Le 17 octobre 1961, des manifestants algériens, en état d’arrestation, s’entassent dans un bus
© AFP
Il y a cinquante et un ans, à Paris, une manifestation d'Algériens indépendantistes était réprimée dans le sang. François Hollande a officiellement reconnu les faits. Alger salue le geste.
Plus d'un demi-siècle que les Algériens attendaient cela. Dans un communiqué publié le 17 octobre, François Hollande a évoqué la même journée de 1961. « Des Algériens qui manifestaient pour le droit à l'indépendance ont été tués lors d'une sanglante répression. La République reconnaît avec lucidité ces faits », a écrit le président français. C'est la première fois qu'un chef de l'État engage la France sur ce sujet, sans toutefois présenter des excuses.
Ce 17 octobre 1961, à l'appel des indépendantistes du Front de libération nationale (FLN), des dizaines de milliers d'Algériens avaient manifesté pacifiquement à Paris. Selon les historiens, la répression - certains manifestants furent jetés dans la Seine - aurait fait entre 50 et 200 morts et près de 400 disparus. La préfecture de police, alors dirigée par Maurice Papon, prétendit, elle, que l'opération de « maintien de l'ordre » avait coûté la vie à deux personnes.
Si la déclaration de François Hollande a suscité un tollé en France, notamment dans les milieux de la droite, elle a été accueillie avec beaucoup de pudeur en Algérie. Nul triomphalisme, encore moins de surenchère ou de scènes de liesse populaire. Abdelmalek Sellal, le Premier ministre, a sobrement salué « les bonnes intentions de la France », se félicitant qu'elles précèdent la visite du chef de l'État français en Algérie - prévue pour le début de décembre -, dont on attend une redynamisation des relations bilatérales, empoisonnées par les questions mémorielles.
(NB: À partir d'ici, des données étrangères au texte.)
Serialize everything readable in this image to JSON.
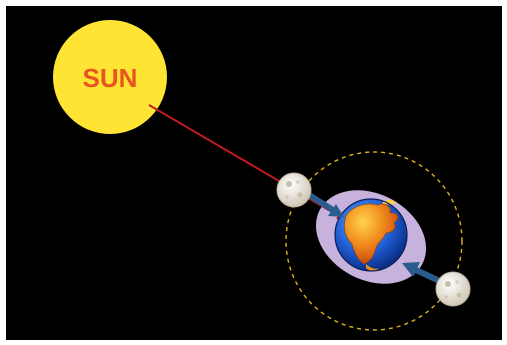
{
  "sun": {
    "label": "SUN"
  },
  "colors": {
    "background": "#000000",
    "sun_fill": "#ffe433",
    "sun_label": "#e8541e",
    "sun_ray": "#c0191f",
    "orbit": "#e0b11a",
    "tidal_bulge": "#c7b1dd",
    "ocean": "#1f5fd6",
    "land": "#f08a1c",
    "moon": "#e9e4d6",
    "gravity_arrow": "#2b5c8f"
  },
  "icons": {
    "earth": "earth-globe-icon",
    "moon": "moon-icon"
  }
}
Hormis le FLN, qui s'est réjoui de cette initiative présidentielle, la classe politique, obnubilée par le prochain scrutin municipal, n'a pas jugé utile de commenter. Quant à la population, dont l'écrasante majorité a moins de 50 ans, elle l'a accueillie dans une relative indifférence. Preuve, s'il en était besoin, que les questions mémorielles, agitées de part et d'autre par lobbies et appareils politiques, sont moins insurmontables qu'ils ne le prétendent.